“I was reminded when looking at the calendar that October is National Patient-Centered Care month. I was a registered nurse for 35 years and worked in multiple settings before my last nursing administration job in a medium sized healthcare system leading their patient-centered care initiatives. As a former industry executive and naturopathic patient, ND provide true patient-centered care.“
It was at this last position that I was assigned to be the Patient-Centered Care Chairperson for the hospital. It was my assignment to champion the movement within the outpatient and inpatient services. Now I can tell you this was not my first assignment into culture change within a healthcare system, matter of fact, I’ve been involved in numerous campaigns to make the mainstream model of healthcare more patient friendly over my career.

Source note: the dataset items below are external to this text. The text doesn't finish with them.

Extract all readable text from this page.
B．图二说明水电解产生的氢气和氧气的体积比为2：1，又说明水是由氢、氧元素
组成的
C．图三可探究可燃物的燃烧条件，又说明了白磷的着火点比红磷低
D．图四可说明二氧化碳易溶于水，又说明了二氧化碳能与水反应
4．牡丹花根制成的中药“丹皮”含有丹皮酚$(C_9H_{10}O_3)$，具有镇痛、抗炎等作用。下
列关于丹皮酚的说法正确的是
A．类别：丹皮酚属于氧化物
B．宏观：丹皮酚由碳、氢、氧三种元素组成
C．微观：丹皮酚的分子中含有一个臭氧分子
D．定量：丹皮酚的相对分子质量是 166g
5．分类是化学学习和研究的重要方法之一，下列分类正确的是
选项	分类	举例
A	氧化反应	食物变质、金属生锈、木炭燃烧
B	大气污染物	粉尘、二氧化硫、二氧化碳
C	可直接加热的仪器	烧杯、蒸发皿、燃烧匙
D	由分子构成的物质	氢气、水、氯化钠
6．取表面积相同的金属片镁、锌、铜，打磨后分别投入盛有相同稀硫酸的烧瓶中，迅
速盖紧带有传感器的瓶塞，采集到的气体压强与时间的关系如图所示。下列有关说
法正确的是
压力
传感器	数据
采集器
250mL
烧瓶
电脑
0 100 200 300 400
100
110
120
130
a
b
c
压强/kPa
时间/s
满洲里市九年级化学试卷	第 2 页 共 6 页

For me it started soon after graduation from nursing school when the institution I was working at agreed to try Primary Care Nursing. It was an attempt to connect the patients to one caregiver who would oversee their healthcare needs and advocate for them. Years later this transformed into team nursing with the same goals. And then nursing adopted the discharge planner and they were to help the patient navigate the system with the goal of discharge being the optimum goal for all.
But in early 2013 when the healthcare system chose me to lead the Patient-Centered Care Committee it seemed like a new paint job on an old car. However this new approach, still tried to make patient care friendly, now also included the physicians. This had never been tried before and I was anxious to see how we would all work together.
For the next three years my committee made some wonderful improvements into our health care system. We were able to add some integrative care modalities into the outpatient setting such as acupuncture, massage therapy, health care coaches, nutrition and lifestyle classes, and yoga classes. But for every success in new programs, we faced failure with changing the care delivery in the outpatient and inpatient setting.
The goal was to provide the care that the patients wanted and needed by making same day access a reality, having every healthcare worker perform at their highest capacity, and ensuring that physicians had more time to spend with each patient. This time could be used to learn what the patient’s goals for their healthcare were and help them to reach them. But like the old saying goes, “We took one-step backwards for every two steps forward.” And some days it felt like two steps backwards. We really made extraordinarily little progress in the primary care clinics and it became a source of frustration for many on the committee.
These memories lead me to the now… working at AANMC. The one thing that stands out to me so far is that naturopathic medicine already has what we were striving for in our patient-centered care campaign. This is the whole focus of ND training. They come to this naturally and it seems effortless because that is who they are.
Now do not get me wrong, there is a time and place for everything. When I need emergent medical care for a specific problem, I know I may need an MD. But when I want a primary care doctor that addresses mind, body, and spirit, listens to my needs, goals, and helps me to improve and heal my body, I will take an ND please!